Removing the Political Climate from the Actual Climate

By path2positive

Proceeding the 1997 climate talks in Kyoto, Japan (COP 3), the world began moving in the right direction on climate change. Alas, suffering a setback in Copenhagen (COP15), global leaders appeared to take a step in the wrong direction. The incident left a lingering impact, resonating in future talks, leaving many to wonder if the current discourse could manage the hitch. 

Well, we did and continue to do so.

Addressing climate change is not, as some would posit, suffering an impasse of financial barriers. Clean energy is the cheapest it has ever been and in many ways is stimulating the economy. Since 2013, clean energy reduced global coal production by 21%, creating over 125,000 jobs in its wake. And still, there is more to do! 

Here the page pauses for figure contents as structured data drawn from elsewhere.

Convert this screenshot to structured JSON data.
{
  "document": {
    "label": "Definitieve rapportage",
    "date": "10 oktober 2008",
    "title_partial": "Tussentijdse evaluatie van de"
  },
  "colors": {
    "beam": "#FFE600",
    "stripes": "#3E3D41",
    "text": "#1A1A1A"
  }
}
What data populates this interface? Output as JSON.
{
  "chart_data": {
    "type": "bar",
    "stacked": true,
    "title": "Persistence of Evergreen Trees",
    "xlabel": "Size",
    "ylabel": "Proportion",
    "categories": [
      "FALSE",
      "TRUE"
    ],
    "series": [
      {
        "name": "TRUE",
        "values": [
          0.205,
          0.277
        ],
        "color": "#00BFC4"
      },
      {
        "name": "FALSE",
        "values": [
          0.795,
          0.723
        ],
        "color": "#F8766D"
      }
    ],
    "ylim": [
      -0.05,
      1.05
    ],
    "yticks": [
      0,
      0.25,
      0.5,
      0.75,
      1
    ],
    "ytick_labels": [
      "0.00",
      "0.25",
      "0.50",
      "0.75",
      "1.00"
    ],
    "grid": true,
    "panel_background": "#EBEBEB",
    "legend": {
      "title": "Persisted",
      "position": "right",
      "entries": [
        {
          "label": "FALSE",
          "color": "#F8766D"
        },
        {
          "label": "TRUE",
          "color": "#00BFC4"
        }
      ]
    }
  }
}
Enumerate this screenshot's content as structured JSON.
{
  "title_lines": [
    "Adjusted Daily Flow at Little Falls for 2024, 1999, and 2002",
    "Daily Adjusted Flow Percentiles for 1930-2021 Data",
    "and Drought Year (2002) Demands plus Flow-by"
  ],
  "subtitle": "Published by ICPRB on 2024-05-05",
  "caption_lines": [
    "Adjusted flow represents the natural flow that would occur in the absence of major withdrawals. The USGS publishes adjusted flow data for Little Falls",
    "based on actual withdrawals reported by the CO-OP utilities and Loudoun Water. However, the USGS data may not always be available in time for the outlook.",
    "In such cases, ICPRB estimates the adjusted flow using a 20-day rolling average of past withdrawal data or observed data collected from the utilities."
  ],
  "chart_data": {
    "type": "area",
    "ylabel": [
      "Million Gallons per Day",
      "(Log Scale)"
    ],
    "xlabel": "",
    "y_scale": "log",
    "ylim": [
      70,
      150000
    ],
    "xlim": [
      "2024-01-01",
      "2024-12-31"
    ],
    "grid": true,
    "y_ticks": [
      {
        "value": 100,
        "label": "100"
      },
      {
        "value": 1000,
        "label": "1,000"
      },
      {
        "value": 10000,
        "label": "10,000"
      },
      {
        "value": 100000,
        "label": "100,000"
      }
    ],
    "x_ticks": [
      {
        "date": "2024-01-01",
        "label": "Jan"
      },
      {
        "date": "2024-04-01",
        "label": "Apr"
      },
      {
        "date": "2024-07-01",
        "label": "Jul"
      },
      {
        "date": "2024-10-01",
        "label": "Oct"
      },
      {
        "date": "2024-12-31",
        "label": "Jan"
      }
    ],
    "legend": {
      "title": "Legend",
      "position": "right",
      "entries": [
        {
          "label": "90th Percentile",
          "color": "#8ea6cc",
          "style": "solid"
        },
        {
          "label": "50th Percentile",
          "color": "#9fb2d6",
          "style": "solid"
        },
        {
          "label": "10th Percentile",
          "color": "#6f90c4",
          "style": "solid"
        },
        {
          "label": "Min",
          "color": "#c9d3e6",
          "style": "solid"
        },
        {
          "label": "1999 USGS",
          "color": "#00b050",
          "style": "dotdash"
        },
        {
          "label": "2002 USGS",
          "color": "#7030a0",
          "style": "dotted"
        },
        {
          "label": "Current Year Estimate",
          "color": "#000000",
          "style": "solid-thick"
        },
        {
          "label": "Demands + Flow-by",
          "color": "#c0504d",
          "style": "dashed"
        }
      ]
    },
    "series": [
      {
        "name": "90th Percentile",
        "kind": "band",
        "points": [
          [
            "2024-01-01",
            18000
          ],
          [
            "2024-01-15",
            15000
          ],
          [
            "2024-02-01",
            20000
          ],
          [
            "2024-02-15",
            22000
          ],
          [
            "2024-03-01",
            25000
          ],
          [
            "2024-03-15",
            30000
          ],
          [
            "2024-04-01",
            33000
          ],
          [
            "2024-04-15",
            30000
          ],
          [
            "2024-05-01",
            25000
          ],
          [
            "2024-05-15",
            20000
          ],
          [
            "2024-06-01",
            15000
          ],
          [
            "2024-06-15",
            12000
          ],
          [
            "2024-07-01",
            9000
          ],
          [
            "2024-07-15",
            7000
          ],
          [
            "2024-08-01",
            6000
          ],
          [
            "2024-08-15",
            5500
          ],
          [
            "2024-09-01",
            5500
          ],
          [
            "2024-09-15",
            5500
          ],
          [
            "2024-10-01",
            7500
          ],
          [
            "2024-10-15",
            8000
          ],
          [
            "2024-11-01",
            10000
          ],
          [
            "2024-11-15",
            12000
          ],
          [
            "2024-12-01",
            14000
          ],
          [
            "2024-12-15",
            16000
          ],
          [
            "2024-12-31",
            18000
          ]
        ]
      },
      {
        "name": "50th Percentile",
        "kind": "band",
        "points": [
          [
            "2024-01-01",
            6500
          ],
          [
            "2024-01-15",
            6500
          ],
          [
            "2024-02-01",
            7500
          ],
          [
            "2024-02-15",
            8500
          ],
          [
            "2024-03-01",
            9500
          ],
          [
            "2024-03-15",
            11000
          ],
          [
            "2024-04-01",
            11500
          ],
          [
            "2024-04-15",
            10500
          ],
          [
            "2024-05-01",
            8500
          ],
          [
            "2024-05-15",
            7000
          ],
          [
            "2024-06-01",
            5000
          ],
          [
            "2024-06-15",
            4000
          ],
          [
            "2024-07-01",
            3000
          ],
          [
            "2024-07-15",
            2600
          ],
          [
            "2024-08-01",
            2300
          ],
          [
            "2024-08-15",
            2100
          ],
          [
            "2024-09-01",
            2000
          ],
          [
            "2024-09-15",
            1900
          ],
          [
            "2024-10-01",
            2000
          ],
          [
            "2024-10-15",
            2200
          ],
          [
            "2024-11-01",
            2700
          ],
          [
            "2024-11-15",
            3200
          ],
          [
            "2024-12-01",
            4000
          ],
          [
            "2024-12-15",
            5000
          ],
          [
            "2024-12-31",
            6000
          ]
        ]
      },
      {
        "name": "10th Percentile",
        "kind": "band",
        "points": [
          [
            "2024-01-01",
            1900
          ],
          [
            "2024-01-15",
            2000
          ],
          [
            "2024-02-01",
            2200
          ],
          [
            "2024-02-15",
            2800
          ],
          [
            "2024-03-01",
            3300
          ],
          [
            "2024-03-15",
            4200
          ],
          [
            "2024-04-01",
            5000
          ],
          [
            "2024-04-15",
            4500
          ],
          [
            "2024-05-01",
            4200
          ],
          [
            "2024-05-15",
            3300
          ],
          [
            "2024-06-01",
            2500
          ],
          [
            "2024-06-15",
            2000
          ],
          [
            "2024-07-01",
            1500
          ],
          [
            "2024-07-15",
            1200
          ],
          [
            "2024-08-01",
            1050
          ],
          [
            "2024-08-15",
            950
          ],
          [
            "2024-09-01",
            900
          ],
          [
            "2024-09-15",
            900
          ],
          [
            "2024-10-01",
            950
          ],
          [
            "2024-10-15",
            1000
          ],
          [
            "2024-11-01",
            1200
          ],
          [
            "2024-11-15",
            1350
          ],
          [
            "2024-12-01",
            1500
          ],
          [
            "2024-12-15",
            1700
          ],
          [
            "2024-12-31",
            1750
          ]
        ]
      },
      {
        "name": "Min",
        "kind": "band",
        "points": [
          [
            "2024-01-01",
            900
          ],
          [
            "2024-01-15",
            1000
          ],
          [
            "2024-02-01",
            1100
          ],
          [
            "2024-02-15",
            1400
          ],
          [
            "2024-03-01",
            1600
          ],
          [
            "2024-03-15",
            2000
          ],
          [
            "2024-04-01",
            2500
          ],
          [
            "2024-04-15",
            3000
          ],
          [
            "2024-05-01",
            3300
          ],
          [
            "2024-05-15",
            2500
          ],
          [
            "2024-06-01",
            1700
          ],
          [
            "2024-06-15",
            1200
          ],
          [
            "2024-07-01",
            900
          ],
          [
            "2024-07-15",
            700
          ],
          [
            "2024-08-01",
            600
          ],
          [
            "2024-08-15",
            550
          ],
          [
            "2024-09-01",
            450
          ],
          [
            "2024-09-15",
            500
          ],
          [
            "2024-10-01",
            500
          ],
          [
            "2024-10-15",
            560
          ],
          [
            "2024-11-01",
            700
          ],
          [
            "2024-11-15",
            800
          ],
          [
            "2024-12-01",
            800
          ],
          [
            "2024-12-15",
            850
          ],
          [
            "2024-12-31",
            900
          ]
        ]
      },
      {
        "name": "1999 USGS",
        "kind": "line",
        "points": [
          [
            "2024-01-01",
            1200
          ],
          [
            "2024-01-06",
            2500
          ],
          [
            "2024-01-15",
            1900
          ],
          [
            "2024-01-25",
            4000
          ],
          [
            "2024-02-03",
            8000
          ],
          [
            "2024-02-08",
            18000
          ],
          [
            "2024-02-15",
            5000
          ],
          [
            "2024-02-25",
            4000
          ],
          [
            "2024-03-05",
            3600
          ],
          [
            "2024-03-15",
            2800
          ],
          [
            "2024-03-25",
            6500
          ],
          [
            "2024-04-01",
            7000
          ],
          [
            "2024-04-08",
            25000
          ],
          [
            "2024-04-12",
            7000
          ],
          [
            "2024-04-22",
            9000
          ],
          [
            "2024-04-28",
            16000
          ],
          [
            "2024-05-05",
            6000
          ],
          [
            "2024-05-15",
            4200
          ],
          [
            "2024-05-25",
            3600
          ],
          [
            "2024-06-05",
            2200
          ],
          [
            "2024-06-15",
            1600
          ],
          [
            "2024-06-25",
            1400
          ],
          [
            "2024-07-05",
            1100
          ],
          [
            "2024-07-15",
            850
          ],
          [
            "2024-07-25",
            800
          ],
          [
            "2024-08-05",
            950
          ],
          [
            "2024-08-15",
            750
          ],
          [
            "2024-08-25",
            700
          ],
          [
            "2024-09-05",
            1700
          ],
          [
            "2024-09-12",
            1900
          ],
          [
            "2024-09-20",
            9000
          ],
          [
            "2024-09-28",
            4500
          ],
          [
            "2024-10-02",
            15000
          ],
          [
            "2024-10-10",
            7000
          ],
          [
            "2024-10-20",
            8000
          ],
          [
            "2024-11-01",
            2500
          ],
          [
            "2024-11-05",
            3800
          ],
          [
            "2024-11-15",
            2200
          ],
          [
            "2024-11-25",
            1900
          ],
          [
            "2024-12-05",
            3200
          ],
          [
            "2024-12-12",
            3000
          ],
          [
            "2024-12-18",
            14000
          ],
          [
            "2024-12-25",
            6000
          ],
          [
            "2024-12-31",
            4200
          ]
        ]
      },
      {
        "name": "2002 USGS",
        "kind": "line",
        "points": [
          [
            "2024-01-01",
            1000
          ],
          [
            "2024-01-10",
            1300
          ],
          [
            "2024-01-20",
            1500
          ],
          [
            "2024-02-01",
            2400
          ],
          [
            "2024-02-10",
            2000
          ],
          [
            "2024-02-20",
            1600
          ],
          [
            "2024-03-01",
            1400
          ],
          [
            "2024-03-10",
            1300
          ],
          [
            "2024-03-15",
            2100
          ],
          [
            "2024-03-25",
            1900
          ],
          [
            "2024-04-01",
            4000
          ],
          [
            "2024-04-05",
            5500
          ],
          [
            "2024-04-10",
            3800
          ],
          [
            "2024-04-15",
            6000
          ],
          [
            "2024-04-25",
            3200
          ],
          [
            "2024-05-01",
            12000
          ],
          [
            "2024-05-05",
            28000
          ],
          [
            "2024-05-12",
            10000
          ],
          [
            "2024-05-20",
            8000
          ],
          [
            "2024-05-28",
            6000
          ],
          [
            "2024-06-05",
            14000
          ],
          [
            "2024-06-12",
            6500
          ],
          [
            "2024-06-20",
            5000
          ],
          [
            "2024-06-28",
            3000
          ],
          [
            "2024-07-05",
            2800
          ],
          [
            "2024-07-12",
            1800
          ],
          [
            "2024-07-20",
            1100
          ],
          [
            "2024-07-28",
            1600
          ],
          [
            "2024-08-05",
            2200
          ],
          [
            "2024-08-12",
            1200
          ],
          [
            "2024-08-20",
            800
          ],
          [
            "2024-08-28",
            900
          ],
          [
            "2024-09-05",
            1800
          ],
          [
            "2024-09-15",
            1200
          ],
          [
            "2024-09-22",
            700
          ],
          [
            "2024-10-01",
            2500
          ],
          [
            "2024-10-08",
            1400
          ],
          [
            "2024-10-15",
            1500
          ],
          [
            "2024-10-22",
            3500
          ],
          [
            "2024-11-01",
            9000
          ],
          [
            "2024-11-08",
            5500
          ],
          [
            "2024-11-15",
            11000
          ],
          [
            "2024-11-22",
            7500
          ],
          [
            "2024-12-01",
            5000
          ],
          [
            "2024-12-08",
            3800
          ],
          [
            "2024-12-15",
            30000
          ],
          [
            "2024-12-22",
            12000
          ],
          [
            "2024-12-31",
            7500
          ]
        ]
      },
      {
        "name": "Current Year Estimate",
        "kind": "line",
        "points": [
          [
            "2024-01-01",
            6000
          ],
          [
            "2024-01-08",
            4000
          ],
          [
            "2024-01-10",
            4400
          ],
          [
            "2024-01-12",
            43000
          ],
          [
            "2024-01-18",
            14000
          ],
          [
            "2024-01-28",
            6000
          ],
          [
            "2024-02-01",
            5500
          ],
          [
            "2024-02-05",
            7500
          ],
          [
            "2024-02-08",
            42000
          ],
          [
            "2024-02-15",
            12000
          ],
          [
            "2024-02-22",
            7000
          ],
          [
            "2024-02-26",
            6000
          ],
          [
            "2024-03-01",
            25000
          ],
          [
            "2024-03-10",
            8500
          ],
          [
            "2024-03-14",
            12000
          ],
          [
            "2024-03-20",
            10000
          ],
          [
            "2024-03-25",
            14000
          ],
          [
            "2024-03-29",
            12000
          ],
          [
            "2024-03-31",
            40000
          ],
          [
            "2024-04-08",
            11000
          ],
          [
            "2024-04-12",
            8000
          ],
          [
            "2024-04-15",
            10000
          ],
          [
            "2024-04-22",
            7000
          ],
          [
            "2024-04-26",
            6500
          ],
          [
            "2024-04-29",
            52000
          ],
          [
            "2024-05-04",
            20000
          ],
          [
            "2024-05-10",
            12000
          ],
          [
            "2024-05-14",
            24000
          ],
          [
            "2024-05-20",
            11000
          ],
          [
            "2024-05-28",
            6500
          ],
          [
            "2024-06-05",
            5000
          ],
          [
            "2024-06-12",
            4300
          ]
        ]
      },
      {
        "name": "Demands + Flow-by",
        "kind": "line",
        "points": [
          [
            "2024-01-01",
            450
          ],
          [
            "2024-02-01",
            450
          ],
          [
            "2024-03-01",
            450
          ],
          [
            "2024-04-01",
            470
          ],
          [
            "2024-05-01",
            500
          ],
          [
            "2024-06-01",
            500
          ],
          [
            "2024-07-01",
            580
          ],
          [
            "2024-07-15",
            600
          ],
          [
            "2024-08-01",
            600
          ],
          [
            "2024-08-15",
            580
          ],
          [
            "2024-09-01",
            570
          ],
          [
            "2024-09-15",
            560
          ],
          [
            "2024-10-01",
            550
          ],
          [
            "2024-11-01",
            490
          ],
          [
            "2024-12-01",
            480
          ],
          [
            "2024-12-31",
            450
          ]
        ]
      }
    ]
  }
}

We need faith leaders to take action and compel world leaders through storytelling and narrative to act with a moral motive at COP21. We are the voice of the people, and we are ready to remove the current political climate from the actual climate.

Read, The Sunniest Climate-Change Story You've Ever Heard, to find out how this is already happening.


The Sunniest Climate-Change Story You've Ever Heard

Jonathan Chait | New York: News and Politics

Here on planet Earth, things could be going better. The rise in atmospheric temperatures from greenhouse gases poses the most dire threat to humanity, measured on a scale of potential suffering, since Imperial Japan and Nazi Germany launched near-simultaneous wars of conquest. And the problem has turned out to be much harder to solve. It’s not the money. The cost of transitioning away from fossil fuels, measured as a share of the economy, may amount to a fraction of the cost of defeating the Axis powers. Rather, it is the politics that have proved so fiendish. Fighting a war is relatively straightforward: You spend all the money you can to build a giant military and send it off to do battle. Climate change is a problem that politics is almost designed not to solve. Its costs lie mostly in the distant future, whereas politics is built to respond to immediate conditions. (And of the wonders the internet has brought us, a lengthening of mental time horizons is not among them.) Its solution requires coordination not of a handful of allies but of scores of countries with wildly disparate economies and political structures. There has not yet been a galvanizing Pearl Harbor moment, when the urgency of action becomes instantly clear and isolationists melt away. Instead, it breeds counterproductive mental reactions: denial, fatalism, and depression.

This fall, as world leaders prepare to gather in Paris for the United Nations climate-change conference in December and bureaucrats bureaucratize, onlookers could be excused for treating the whole affair with weariness. As early as the 19th century, scientists had observed that the release of carbon dioxide into the atmosphere trapped heat that would otherwise have escaped into outer space. It took until 1997 for the U.N. to draw up a rough deal, in Kyoto, Japan, designed to arrest what was by then obviously a crisis. The agreement failed on the international stage, which didn’t stop the Republicans in the U.S. Senate, who hoped to use the treaty as fodder for attack ads, from bringing the moribund issue up for a vote — where it failed again, 95-0.

It was another decade until the next major attempt to coordinate international action, in Copenhagen, Denmark. That failed too. Then, in 2010, President Obama, temporarily enjoying swollen Democratic majorities in both houses, tried to pass a cap-and-trade law that would bring the U.S. into compliance with the reductions it had pledged in Copenhagen. A handful of Democrats from fossil-fuel states joined with nearly every Republican to filibuster it.